The county and villages also studied law enforcement services, including the possibility for a county-wide agency with no village police departments. That didn’t get any traction from the villages.

Nesbitt, in his letter to the Department of State, listed the following shared service successes:

• Nationally recognized cross jurisdictional shared services in public health Orleans and Genesee Counties

• First in New York State joint Board of Health, Orleans County and Genesee County

• Founding member of 14 county Behavioral Health network and numerous community partners, Integrity Partners for Behavioral Health

• The New York State Leader in Justice Court Consolidation

• Niagara Orleans Regional Alliance (NORA), joint advocacy for regionally significant issues such as rural broadband, Plan 2014 – lake levels and regional shallow draft harbor dredging

Bill Oliver, a dispatcher for Orleans County, takes a call at the Orleans County Public Safety Building in this photo from April 2015. Dispatchers respond to about 33,000 calls a year.

• Countywide solid waste and recycling program

• Countywide 9-1-1, Public Safety Answering Point (PSAP)

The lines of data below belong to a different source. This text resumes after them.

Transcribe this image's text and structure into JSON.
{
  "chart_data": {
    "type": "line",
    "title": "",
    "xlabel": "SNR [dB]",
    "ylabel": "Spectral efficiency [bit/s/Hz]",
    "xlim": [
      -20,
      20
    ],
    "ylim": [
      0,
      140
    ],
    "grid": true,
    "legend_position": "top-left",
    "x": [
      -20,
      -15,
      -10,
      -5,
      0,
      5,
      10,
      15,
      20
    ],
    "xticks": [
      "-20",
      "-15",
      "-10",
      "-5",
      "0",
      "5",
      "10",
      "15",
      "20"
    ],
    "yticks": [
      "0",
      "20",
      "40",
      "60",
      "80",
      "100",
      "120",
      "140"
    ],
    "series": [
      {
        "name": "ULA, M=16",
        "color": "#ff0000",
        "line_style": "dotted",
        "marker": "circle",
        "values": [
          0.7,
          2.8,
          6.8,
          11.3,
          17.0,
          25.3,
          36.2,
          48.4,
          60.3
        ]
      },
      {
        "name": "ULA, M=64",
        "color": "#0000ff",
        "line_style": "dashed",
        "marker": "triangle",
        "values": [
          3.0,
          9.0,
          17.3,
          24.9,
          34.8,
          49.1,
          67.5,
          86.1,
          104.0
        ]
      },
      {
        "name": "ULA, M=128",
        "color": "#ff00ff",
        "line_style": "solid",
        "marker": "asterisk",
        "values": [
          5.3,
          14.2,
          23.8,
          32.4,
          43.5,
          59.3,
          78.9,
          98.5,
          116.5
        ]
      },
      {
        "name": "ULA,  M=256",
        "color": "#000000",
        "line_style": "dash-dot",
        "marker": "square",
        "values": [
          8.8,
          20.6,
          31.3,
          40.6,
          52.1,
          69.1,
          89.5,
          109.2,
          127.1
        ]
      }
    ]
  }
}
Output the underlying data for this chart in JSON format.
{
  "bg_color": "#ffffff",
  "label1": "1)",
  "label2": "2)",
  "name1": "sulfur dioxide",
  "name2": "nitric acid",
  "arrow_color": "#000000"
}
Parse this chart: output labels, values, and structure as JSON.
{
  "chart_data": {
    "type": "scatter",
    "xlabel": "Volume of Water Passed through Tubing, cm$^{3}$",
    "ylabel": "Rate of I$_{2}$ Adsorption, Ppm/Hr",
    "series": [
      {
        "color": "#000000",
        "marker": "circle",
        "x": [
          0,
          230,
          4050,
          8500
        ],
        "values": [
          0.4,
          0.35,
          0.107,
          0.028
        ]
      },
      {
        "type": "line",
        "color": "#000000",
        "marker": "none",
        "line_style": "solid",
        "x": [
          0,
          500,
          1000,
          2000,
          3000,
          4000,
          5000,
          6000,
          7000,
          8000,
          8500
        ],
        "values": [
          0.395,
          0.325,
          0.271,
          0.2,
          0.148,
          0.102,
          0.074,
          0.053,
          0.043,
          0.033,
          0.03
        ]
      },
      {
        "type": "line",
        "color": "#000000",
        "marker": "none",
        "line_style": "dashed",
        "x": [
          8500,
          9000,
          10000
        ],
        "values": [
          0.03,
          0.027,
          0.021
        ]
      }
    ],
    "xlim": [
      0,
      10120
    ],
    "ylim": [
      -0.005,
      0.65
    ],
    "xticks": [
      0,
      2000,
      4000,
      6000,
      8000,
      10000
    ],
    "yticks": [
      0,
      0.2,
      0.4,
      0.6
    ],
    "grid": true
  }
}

• Countywide Self-Insurance program for Worker’s Compensation

• Countywide Town/County shared services and mutual aid agreements for highway services

• Countywide Town/County snow and ice removal agreements

• Genesee, Livingston, Orleans and Wyoming Workforce Investment Board

• Town and county level shared services in real property assessment including three coordinated assessment programs and contracted county assessment

• County and Town level – Centralized real property database services and Pictometry Imaging contract

• County level inter-municipal agreement for tax mapping, Orleans County and Genesee County

• Countywide animal control services

• School-based social services caseworkers

• School-based mental health satellite clinic offices

• County Level – Shared Crisis Services Hotline, Orleans County and Genesee County contract with Niagara County

• Multi-Agency Land Bank, Niagara Orleans Regional Land Improvement Corporation, Orleans County, Niagara County, City of Niagara Falls, City of Lockport, City of North Tonawanda

• Cooperative Mental Health Continuing Day Treatment, Orleans County and Genesee County

• Town and County level cooperative Property and Casualty Insurance purchasing – NYMIR

• Town and County level cooperative energy purchasing MEGA and NYMEP

• County level cooperative health insurance procurement the Alliance of Western New York

• County level shared Youth Bureau – Orleans County, Genesee County and the City of Batavia

• Stop DWI education inter-municipal agreement with Genesee County Youth Bureau

• County and several towns cooperate to provide a countywide E-Waste Program

“I would put this list against anyone else in the state,” Nesbitt said at Thursday’s meeting. “This is no longer low-hanging fruit. This is the real deal.”